Fairey Battle - Design and Development

Design and Development

The original Fairey Battle was designed to Specification P.27/32 as a two-seat day bomber, to replace the ageing Hawker Hart and Hind biplane bombers, and to act as an insurance policy in case heavier bombers were banned by the 1932 Geneva Disarmament Conference.

The Battle emerged as a single-engine, all-metal, low-wing cantilever monoplane, equipped with a retractable tail wheel landing gear. Its clean design with its long and slim fuselage and cockpit for three (pilot, navigator and gunner) seated in tandem with a continuous glazed canopy, was similar to a large fighter rather than a bomber. The armament and crew were similar to the Blenheim: three crew, 1,000 lbs bombload and two machine guns, although the Battle was a single-engine bomber, with less horsepower available. The Battle's standard payload of four 250 lb (110 kg) bombs was carried in cells inside the wings and an additional 500 lb (230 kg) of bombs could be carried on underwing racks. As the engine took up the nose area, the bomb aimer's position was under the wing center section, sighted through a sliding panel in the floor of the fuselage using the Mk. VII Course Setting Bomb Sight.

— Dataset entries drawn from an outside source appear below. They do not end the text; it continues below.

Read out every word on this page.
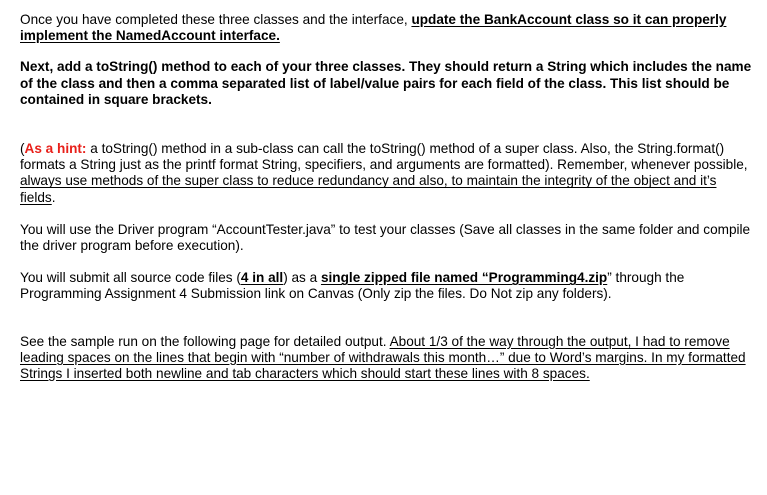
Once you have completed these three classes and the interface, update the BankAccount class so it can properly implement the NamedAccount interface.

Next, add a toString() method to each of your three classes. They should return a String which includes the name of the class and then a comma separated list of label/value pairs for each field of the class. This list should be contained in square brackets.

(As a hint: a toString() method in a sub-class can call the toString() method of a super class. Also, the String.format() formats a String just as the printf format String, specifiers, and arguments are formatted). Remember, whenever possible, always use methods of the super class to reduce redundancy and also, to maintain the integrity of the object and it’s fields.

You will use the Driver program “AccountTester.java” to test your classes (Save all classes in the same folder and compile the driver program before execution).

You will submit all source code files (4 in all) as a single zipped file named “Programming4.zip” through the Programming Assignment 4 Submission link on Canvas (Only zip the files. Do Not zip any folders).

See the sample run on the following page for detailed output. About 1/3 of the way through the output, I had to remove leading spaces on the lines that begin with “number of withdrawals this month…” due to Word’s margins. In my formatted Strings I inserted both newline and tab characters which should start these lines with 8 spaces.
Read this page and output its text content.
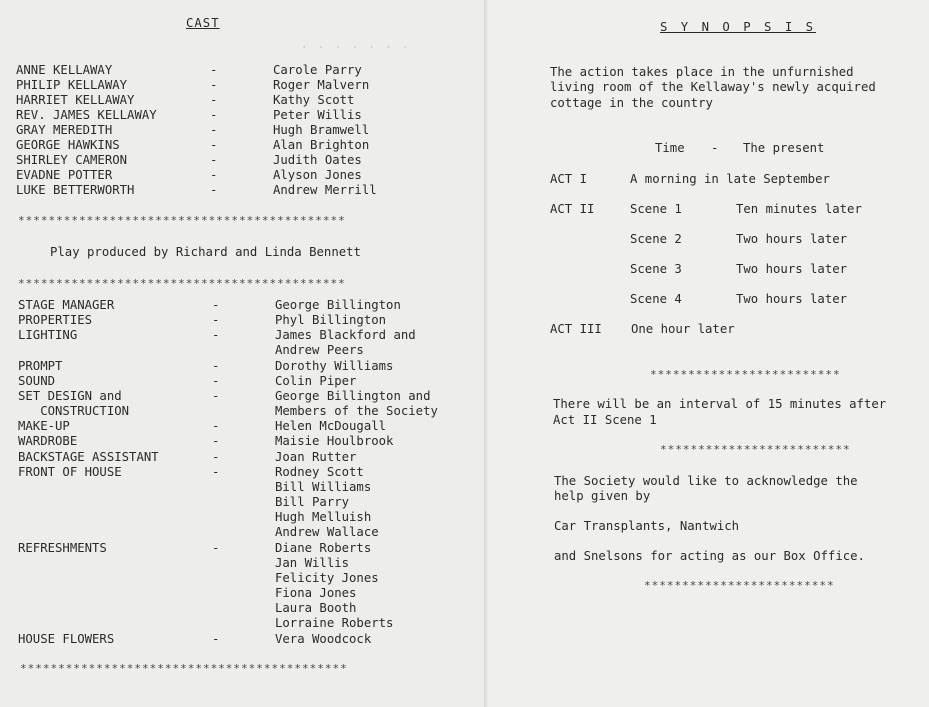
· · · · · · ·
CAST
ANNE KELLAWAY	-	Carole Parry
PHILIP KELLAWAY	-	Roger Malvern
HARRIET KELLAWAY	-	Kathy Scott
REV. JAMES KELLAWAY	-	Peter Willis
GRAY MEREDITH	-	Hugh Bramwell
GEORGE HAWKINS	-	Alan Brighton
SHIRLEY CAMERON	-	Judith Oates
EVADNE POTTER	-	Alyson Jones
LUKE BETTERWORTH	-	Andrew Merrill
*******************************************
Play produced by Richard and Linda Bennett
*******************************************
STAGE MANAGER	-	George Billington
PROPERTIES	-	Phyl Billington
LIGHTING	-	James Blackford and
Andrew Peers
PROMPT	-	Dorothy Williams
SOUND	-	Colin Piper
SET DESIGN and	-	George Billington and
CONSTRUCTION	Members of the Society
MAKE-UP	-	Helen McDougall
WARDROBE	-	Maisie Houlbrook
BACKSTAGE ASSISTANT	-	Joan Rutter
FRONT OF HOUSE	-	Rodney Scott
Bill Williams
Bill Parry
Hugh Melluish
Andrew Wallace
REFRESHMENTS	-	Diane Roberts
Jan Willis
Felicity Jones
Fiona Jones
Laura Booth
Lorraine Roberts
HOUSE FLOWERS	-	Vera Woodcock
*******************************************
S Y N O P S I S
The action takes place in the unfurnished
living room of the Kellaway's newly acquired
cottage in the country
Time - The present
ACT I	A morning in late September
ACT II	Scene 1	Ten minutes later
Scene 2	Two hours later
Scene 3	Two hours later
Scene 4	Two hours later
ACT III One hour later
*************************
There will be an interval of 15 minutes after
Act II Scene 1
*************************
The Society would like to acknowledge the
help given by
Car Transplants, Nantwich
and Snelsons for acting as our Box Office.
*************************
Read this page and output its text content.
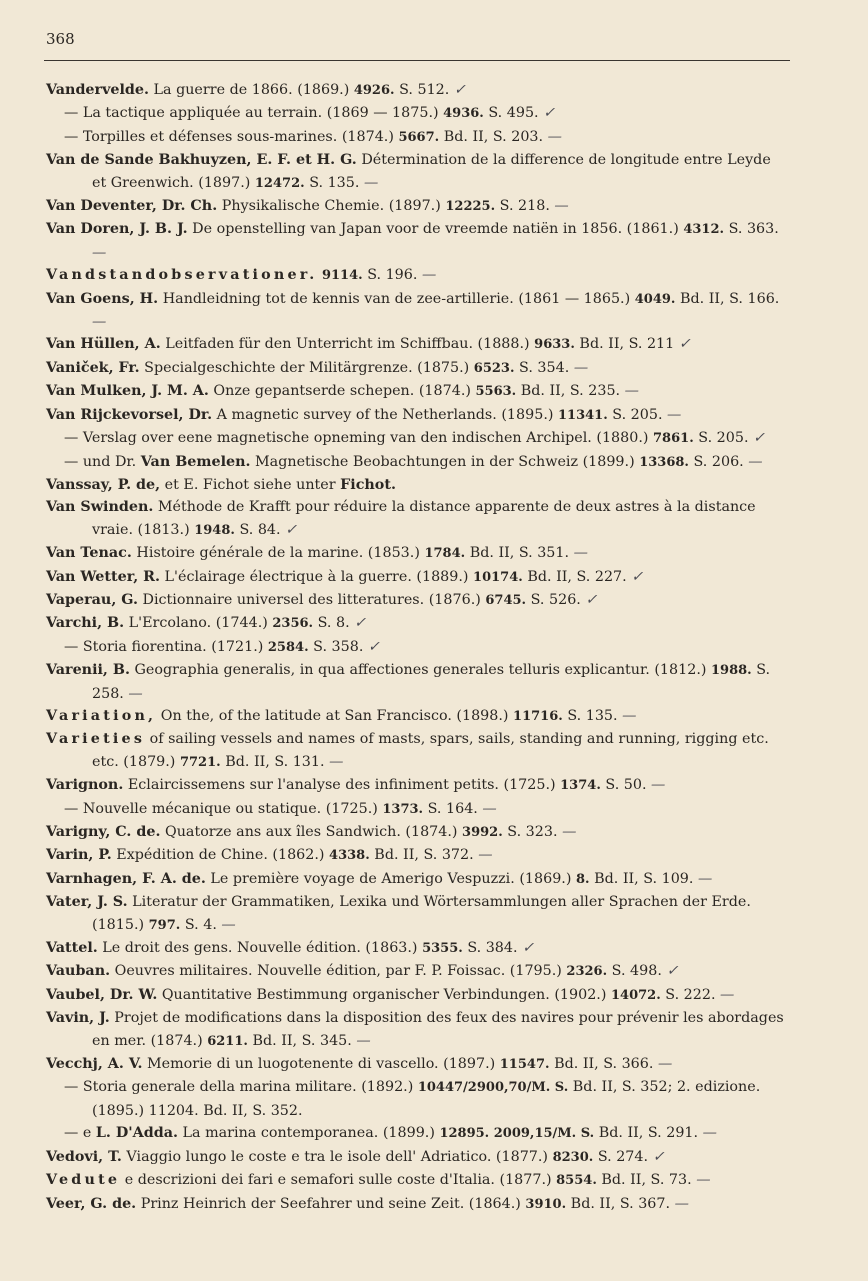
368

Vandervelde. La guerre de 1866. (1869.) 4926. S. 512. ✓

— La tactique appliquée au terrain. (1869 — 1875.) 4936. S. 495. ✓

— Torpilles et défenses sous-marines. (1874.) 5667. Bd. II, S. 203. —

Van de Sande Bakhuyzen, E. F. et H. G. Détermination de la difference de longitude entre Leyde et Greenwich. (1897.) 12472. S. 135. —

Van Deventer, Dr. Ch. Physikalische Chemie. (1897.) 12225. S. 218. —

Van Doren, J. B. J. De openstelling van Japan voor de vreemde natiën in 1856. (1861.) 4312. S. 363. —

Vandstandobservationer. 9114. S. 196. —

Van Goens, H. Handleidning tot de kennis van de zee-artillerie. (1861 — 1865.) 4049. Bd. II, S. 166. —

Van Hüllen, A. Leitfaden für den Unterricht im Schiffbau. (1888.) 9633. Bd. II, S. 211 ✓

Vaniček, Fr. Specialgeschichte der Militärgrenze. (1875.) 6523. S. 354. —

Van Mulken, J. M. A. Onze gepantserde schepen. (1874.) 5563. Bd. II, S. 235. —

Van Rijckevorsel, Dr. A magnetic survey of the Netherlands. (1895.) 11341. S. 205. —

— Verslag over eene magnetische opneming van den indischen Archipel. (1880.) 7861. S. 205. ✓

— und Dr. Van Bemelen. Magnetische Beobachtungen in der Schweiz (1899.) 13368. S. 206. —

Vanssay, P. de, et E. Fichot siehe unter Fichot.

Van Swinden. Méthode de Krafft pour réduire la distance apparente de deux astres à la distance vraie. (1813.) 1948. S. 84. ✓

Van Tenac. Histoire générale de la marine. (1853.) 1784. Bd. II, S. 351. —

Van Wetter, R. L'éclairage électrique à la guerre. (1889.) 10174. Bd. II, S. 227. ✓

Vaperau, G. Dictionnaire universel des litteratures. (1876.) 6745. S. 526. ✓

Varchi, B. L'Ercolano. (1744.) 2356. S. 8. ✓

— Storia fiorentina. (1721.) 2584. S. 358. ✓

Varenii, B. Geographia generalis, in qua affectiones generales telluris explicantur. (1812.) 1988. S. 258. —

Variation, On the, of the latitude at San Francisco. (1898.) 11716. S. 135. —

Varieties of sailing vessels and names of masts, spars, sails, standing and running, rigging etc. etc. (1879.) 7721. Bd. II, S. 131. —

Varignon. Eclaircissemens sur l'analyse des infiniment petits. (1725.) 1374. S. 50. —

— Nouvelle mécanique ou statique. (1725.) 1373. S. 164. —

Varigny, C. de. Quatorze ans aux îles Sandwich. (1874.) 3992. S. 323. —

Varin, P. Expédition de Chine. (1862.) 4338. Bd. II, S. 372. —

Varnhagen, F. A. de. Le première voyage de Amerigo Vespuzzi. (1869.) 8. Bd. II, S. 109. —

Vater, J. S. Literatur der Grammatiken, Lexika und Wörtersammlungen aller Sprachen der Erde. (1815.) 797. S. 4. —

Vattel. Le droit des gens. Nouvelle édition. (1863.) 5355. S. 384. ✓

Vauban. Oeuvres militaires. Nouvelle édition, par F. P. Foissac. (1795.) 2326. S. 498. ✓

Vaubel, Dr. W. Quantitative Bestimmung organischer Verbindungen. (1902.) 14072. S. 222. —

Vavin, J. Projet de modifications dans la disposition des feux des navires pour prévenir les abordages en mer. (1874.) 6211. Bd. II, S. 345. —

Vecchj, A. V. Memorie di un luogotenente di vascello. (1897.) 11547. Bd. II, S. 366. —

— Storia generale della marina militare. (1892.) 10447/2900,70/M. S. Bd. II, S. 352; 2. edizione. (1895.) 11204. Bd. II, S. 352.

— e L. D'Adda. La marina contemporanea. (1899.) 12895. 2009,15/M. S. Bd. II, S. 291. —

Vedovi, T. Viaggio lungo le coste e tra le isole dell' Adriatico. (1877.) 8230. S. 274. ✓

Vedute e descrizioni dei fari e semafori sulle coste d'Italia. (1877.) 8554. Bd. II, S. 73. —

Veer, G. de. Prinz Heinrich der Seefahrer und seine Zeit. (1864.) 3910. Bd. II, S. 367. —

The prototype Battle first flew on 10 March 1936. When the RAF embarked on the pre-war expansion programme, the Battle became a priority production target, with 2,419 ordered and an initial production order placed for 155 Battles built to Specification P.23/35. The first of these aircraft was completed at Hayes, Middlesex in June 1937 but all subsequent aircraft were built at Fairey's new factory at Heaton Chapel, Stockport and tested at their Manchester (Ringway) facility. Subsequently the Austin Motors "Shadow Factory" at Longbridge manufactured 1,029 aircraft to Specification P.32/36. Total production was of 2,185 machines, as production lines were closed in advance, in September 1940. Production Battles were powered by the Rolls Royce Merlin I, II, III and V, and took their Mark numbers from the powerplant (for example, a Battle Mk II was powered by a Merlin II).

Replacing the RAF's Hawker Harts and Hinds when it entered service in 1937, the Battle was obsolescent even then as fighter technology had outstripped the modest performance gains that the light bomber possessed over its biplane antecedents. The Battle was armed only with a single Browning .303 machine gun fixed ahead and with a trainable Vickers K in the back; this was desperately inadequate. Moreover it lacked an armoured cockpit and self-sealing fuel tank.